L’intérêt des pouvoirs publics, des institutions diverses et variées et des acteurs de la vie économique s’est vu accélérer de façon impressionnante pour la médiation.
De grands centres de médiation ont émergé en France notamment le CMAP (Centre de Médiation et d’Arbitrage de Paris) ainsi qu’à l’international notamment avec la CCI. Ainsi, les plus grosses entreprises françaises du CAC 40 et autres ont signé la charte de la médiation du CMAP ce qui démontre l’importance de cette pratique.

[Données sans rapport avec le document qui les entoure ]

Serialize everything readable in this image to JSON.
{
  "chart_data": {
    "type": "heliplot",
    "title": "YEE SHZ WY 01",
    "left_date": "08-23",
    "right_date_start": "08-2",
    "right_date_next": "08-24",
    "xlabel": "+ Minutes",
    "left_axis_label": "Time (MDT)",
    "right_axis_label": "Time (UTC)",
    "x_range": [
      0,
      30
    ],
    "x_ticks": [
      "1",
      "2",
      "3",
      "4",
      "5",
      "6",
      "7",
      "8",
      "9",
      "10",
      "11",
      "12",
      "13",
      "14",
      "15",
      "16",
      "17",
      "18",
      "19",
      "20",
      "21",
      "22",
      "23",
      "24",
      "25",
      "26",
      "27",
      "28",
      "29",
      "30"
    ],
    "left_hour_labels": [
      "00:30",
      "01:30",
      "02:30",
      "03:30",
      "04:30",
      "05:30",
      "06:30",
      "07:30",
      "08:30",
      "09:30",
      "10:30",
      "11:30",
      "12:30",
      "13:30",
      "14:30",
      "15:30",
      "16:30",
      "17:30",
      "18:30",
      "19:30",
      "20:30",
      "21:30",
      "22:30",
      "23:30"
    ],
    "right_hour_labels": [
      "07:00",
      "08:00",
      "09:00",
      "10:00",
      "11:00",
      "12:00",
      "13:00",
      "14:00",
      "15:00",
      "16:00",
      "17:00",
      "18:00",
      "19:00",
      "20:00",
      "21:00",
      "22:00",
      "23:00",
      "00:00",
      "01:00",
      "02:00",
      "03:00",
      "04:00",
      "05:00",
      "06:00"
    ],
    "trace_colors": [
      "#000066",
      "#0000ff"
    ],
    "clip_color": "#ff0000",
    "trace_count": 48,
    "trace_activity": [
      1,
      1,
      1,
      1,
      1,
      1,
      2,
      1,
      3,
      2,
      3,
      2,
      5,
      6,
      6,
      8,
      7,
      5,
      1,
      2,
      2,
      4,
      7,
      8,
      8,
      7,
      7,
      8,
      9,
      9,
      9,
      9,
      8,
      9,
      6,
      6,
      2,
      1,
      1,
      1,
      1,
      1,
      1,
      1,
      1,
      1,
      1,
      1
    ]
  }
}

La médiation est une pratique mise en œuvre dans le but de mettre un terme à un conflit. Elle est régit par des conditions strictes tant sur le processus de la médiation qui doit être totalement confidentiel que sur les qualités du médiateur nommé. Ce doit être un tiers neutre, indépendant et formé à la médiation. Il doit être en mesure de faciliter, cadrer et orienter les échanges entre les parties pour qu’elles puissent parvenir à des solutions amiables.
La médiation peut être judiciaire, ordonnée par un juge sur le fondement des dispositions des articles 131-1 à 131-15 du Code de procédure civile. Celle-ci ne peut excéder trois mois, renouvelable une fois. Elle peut également résulter d’une clause de médiation prévue par les parties au sein du contrat. De même, une médiation conventionnelle peut être établie après la naissance d’un litige sur la base d’une convention stipulant ce mode de règlement des conflits ou, en son absence, faire la demande d’une médiation à l’autre partie, notamment par l’intermédiaire du CMAP. Dans ce cas, elle ne peut excéder deux mois, exceptionnellement six mois.
En matière commerciale, les médiateurs peuvent être tant des personnes physiques à la condition qu’elles disposent d’une formation préalable, de qualités requises et d’une expérience professionnelle y relative ou des personnes morales.
En général, la médiation se tient dans un lieu neutre. Elle se déroule en une ou plusieurs réunions avec le médiateur et les parties. Ces dernières peuvent être accompagnées de leurs avocats pouvant les conseiller et négocier au mieux leurs intérêts. A cet égard, le médiateur sera le garant de l’intégrité et de la dignité du processus de la médiation entre les parties et les avocats.
Au cours de ces réunions, le médiateur anime la discussion entre les personnes dans l’objectif d’identifier les issues possibles, puis de choisir la solution. Cette discussion est rendue possible par l’expertise du médiateur qui sait accompagner les parties dans leur expression afin de rendre leurs propos audibles et recevables auprès de l’autre partie.
La médiation peut ne pas être contradictoire quand les parties ne souhaitent pas se rencontrer où lorsqu’elles sont ressortissantes de pays éloignés.
Le médiateur doit s’abstenir de donner un avis ou de porter un quelconque jugement.
Après que les parties aient déterminé la solution retenue, le médiateur les invite à rédiger, ou faire rédiger par leurs conseils, un accord de médiation qui pourra prendre la forme selon les cas et les souhaits des parties, d’un compromis, d’un protocole ou d’une transaction. Dans ce dernier cas, l’accord aura une autorité semblable à celle d’un jugement.